Hubert Fichte e a literatura pop alemã
Há cinquenta anos, assim diz a narrativa histórica, nascia em Hamburgo a literatura pop na Alemanha. Em 1966, no Star-Club de Hamburgo, o prosador Hubert Fichte lê pela primeira vez trechos do seu romance Die Palette, publicado mais tarde, em 1968. Die Palette era um clube noturno hamburguês, foco de encontros da jovem intelligentsia e dos outros desajustados em geral da cidade. A personagem principal, Jäcki, faz do lugar sua sala de estar, e o romance é marcado por topônimos e repetições de nomes, num círculo pela cidade que tem o clube como centro. O romance fez de Hubert Fichte uma estrela ascendente da cena alemã naqueles meados da década de 1960, em meio às turbulências políticas da Alemanha Ocidental.
Nos anos anteriores, Fichte havia já conhecido a fotógrafa Leonore Mau, com quem faria as primeiras viagens. Em 1963, os dois fundam uma “república” no bairro Othmarschen de Hamburgo, e, no mesmo ano, Hubert Fichte lê para os intelectuais do pós-guerra do famoso Grupo 47 trechos de seu primeiro romance, Das Waisenhaus (O orfanato, 1965). Ali conhece o importante ensaísta alemão Fritz J. Raddatz (1931-2015), homossexual, num momento em que Fichte já começava a questionar sua sexualidade. Esse questionamento desaguaria no delicado romance Versuch über die Pubertät (Ensaio sobre a puberdade, 1974), pioneiro em seu tratamento cândido das agruras sexuais dos tempos de explosão dos hormônios. Ali Fichte discute ainda sua relação e a influência de Hans Henny Jahnn (1894-1959) sobre sua vida.

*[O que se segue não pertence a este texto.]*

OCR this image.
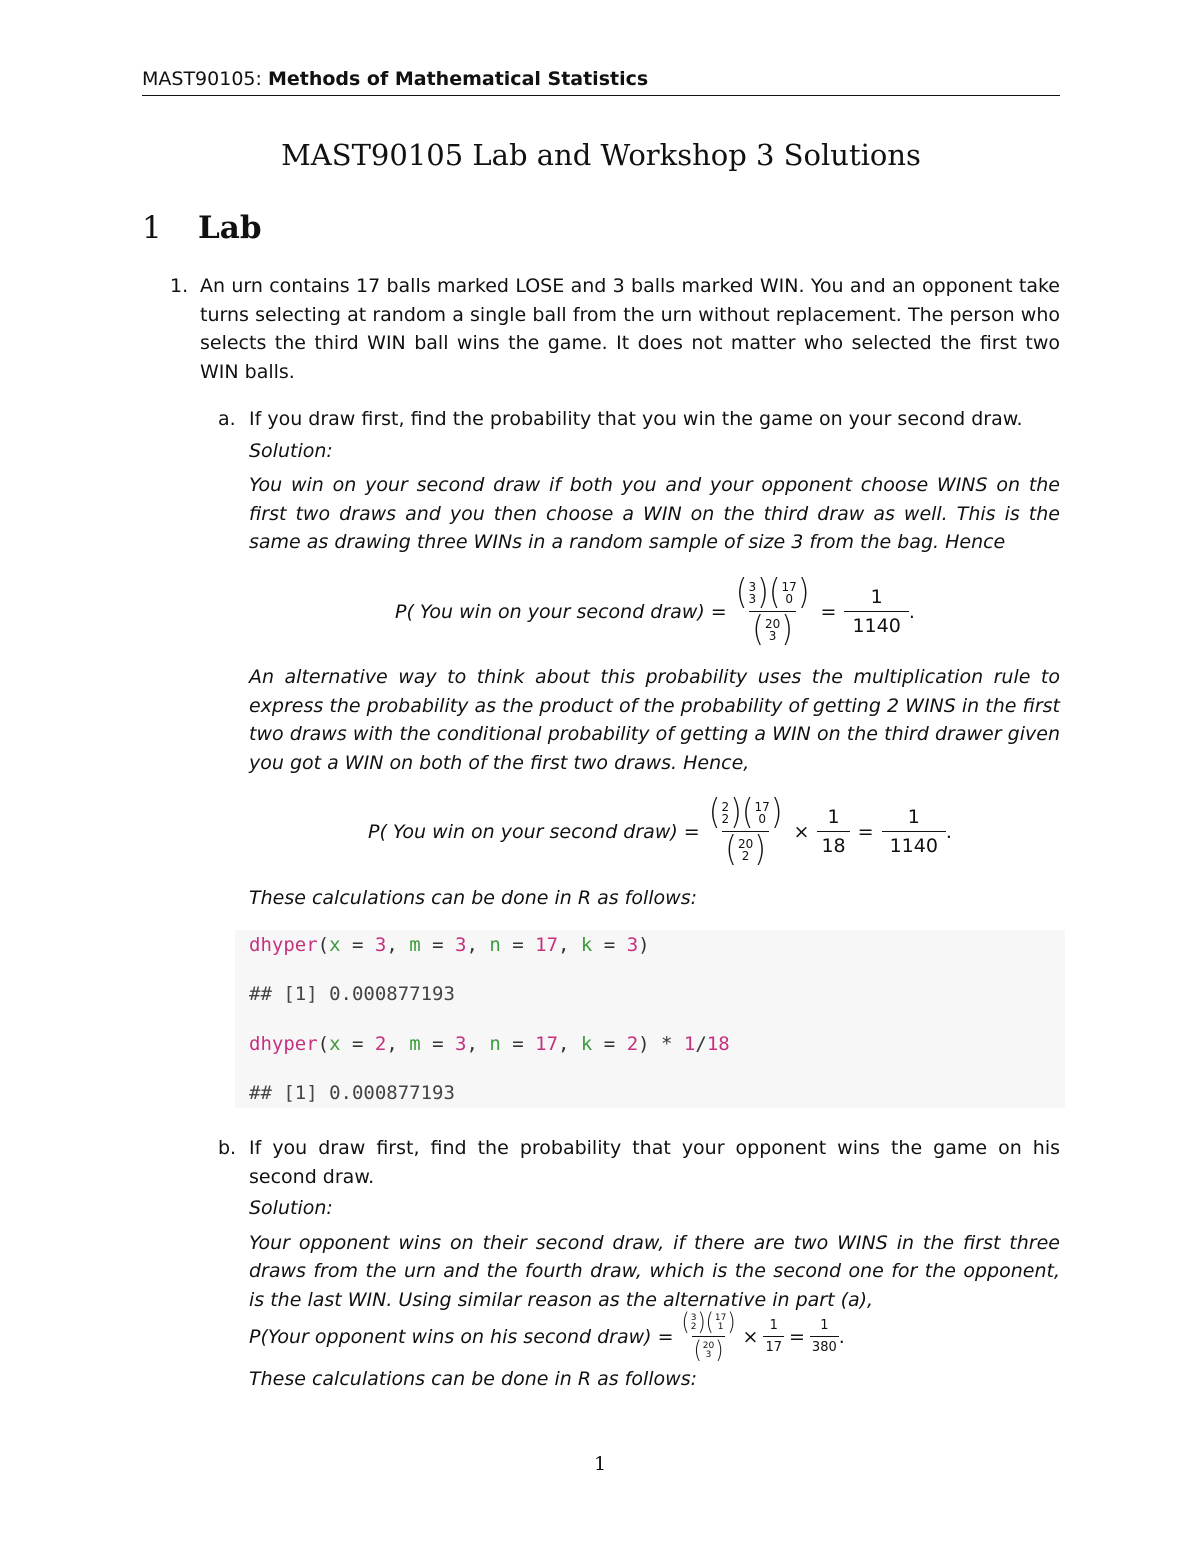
MAST90105: Methods of Mathematical Statistics
MAST90105 Lab and Workshop 3 Solutions
1 Lab
1. An urn contains 17 balls marked LOSE and 3 balls marked WIN. You and an opponent take turns selecting at random a single ball from the urn without replacement. The person who selects the third WIN ball wins the game. It does not matter who selected the first two WIN balls.
a. If you draw first, find the probability that you win the game on your second draw.
Solution:
You win on your second draw if both you and your opponent choose WINS on the first two draws and you then choose a WIN on the third draw as well. This is the same as drawing three WINs in a random sample of size 3 from the bag. Hence
P( You win on your second draw) = ( 3
3 ) ( 17
0 )
( 20
3 ) = $\frac{1}{1140}$ .
An alternative way to think about this probability uses the multiplication rule to express the probability as the product of the probability of getting 2 WINS in the first two draws with the conditional probability of getting a WIN on the third drawer given you got a WIN on both of the first two draws. Hence,
P( You win on your second draw) = ( 2
2 ) ( 17
0 )
( 20
2 ) × $\frac{1}{18} = \frac{1}{1140}$ .
These calculations can be done in R as follows:
dhyper(x = 3, m = 3, n = 17, k = 3)
## [1] 0.000877193
dhyper(x = 2, m = 3, n = 17, k = 2) * 1/18
## [1] 0.000877193
b. If you draw first, find the probability that your opponent wins the game on his second draw.
Solution:
Your opponent wins on their second draw, if there are two WINS in the first three draws from the urn and the fourth draw, which is the second one for the opponent, is the last WIN. Using similar reason as the alternative in part (a),
P(Your opponent wins on his second draw) = ( 3
2 ) ( 17
1 )
( 20
3 ) × $\frac{1}{17} = \frac{1}{380}$ .
These calculations can be done in R as follows:
1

Em 1971, vem o fato marcante em seu trabalho e que deveria fazê-lo mais conhecido do que é hoje no Brasil: sua viagem à Bahia, assim como ao Haiti e a Trinidade, para estudar o candomblé. Vem com Leonore Mau, que faria fotos importantes dos rituais. Desta experiência surgiria o livro Xango. Die afroamerikanischen Religionen. Bahia. Haiti. Trinidad. (Xangô. As religiões afro-americanas. Bahia. Haiti. Trindade, 1976). Ao mesmo tempo, em uma cultura como a europeia com sua obsessão por gêneros literários, começa a ficar difícil encaixar o trabalho de Hubert Fichte nas estantes. Visto como romancista por uns, como etnógrafo por outros, seu trabalho perde visibilidade no fim de sua vida. O próprio passaria a chamar seus trabalhos a partir de Xango de etnopoesia, como no conceito do poeta norte-americano Jerome Rothenberg. Entre 1973 e 1974, suas viagens o levariam ainda a Tanzânia, Etiópia e República Dominicana.
Em 1974, começa seu trabalho mais ambicioso, marcado por memorialistas homossexuais como Marcel Proust e Jean Genet: seu ciclo de romances conhecido como Die Geschichte der Empfindlichkeit (A História da Sensibilidade). O ciclo ficaria inacabado com a morte de Hubert Fichte aos 50 anos em 1986. Em seu obituário, o amigo Fritz J. Raddatz escreveria sobre o autor que se descrevia como „aquele autor excêntrico, meio-judeu e viado“, e que assinava as próprias cartas por vezes Marcel, Bosswell, às vezes como Madame Bovary ou Madame de Staël, ou ainda Violette Le Duc ou Hubert Alexander von Fichte-Swann [Fritz J. Raddatz, „Der Tod des Aderflüglers: Nachruf auf Hubert Fichte”, Die Zeit, 14.03.1986].
A primeira vez que ouvi o nome de Hubert Fichte foi há 12 anos no estúdio do fotógrafo alemão Heinz Peter Knes, que me recomendou seus livros enquanto conversávamos sobre o que me parecia, à época, a parca literatura queer da Alemanha. Amigos aos poucos me falariam dos alemães Klaus Mann (1906–1949) e Ronald M. Schernikau (1960–1991), de gerações tão diferentes, assim como dos próprios Hubert Fichte e Fritz J. Raddatz, ou da suíça Annemarie Schwarzenbach (1908–1942) e sua namorada Erika Mann (1905–1969), irmã de Klaus, os dois filhos famosos de Thomas Mann.
Este fim de semana ocorrem em Berlim e Hamburgo o que estão sendo chamadas de reencenações de Hubert Fichte, comemorando os 50 anos de sua leitura em 1966. Fui convidado pelo curador Detlef Diederichsen, da Haus de Kulturen der Welt (Casa das Culturas do Mundo) a me apresentar no evento berlinense. Para o evento, preparei um conto que toma um inferninho de Berlim, em Schoeneberg, como foco.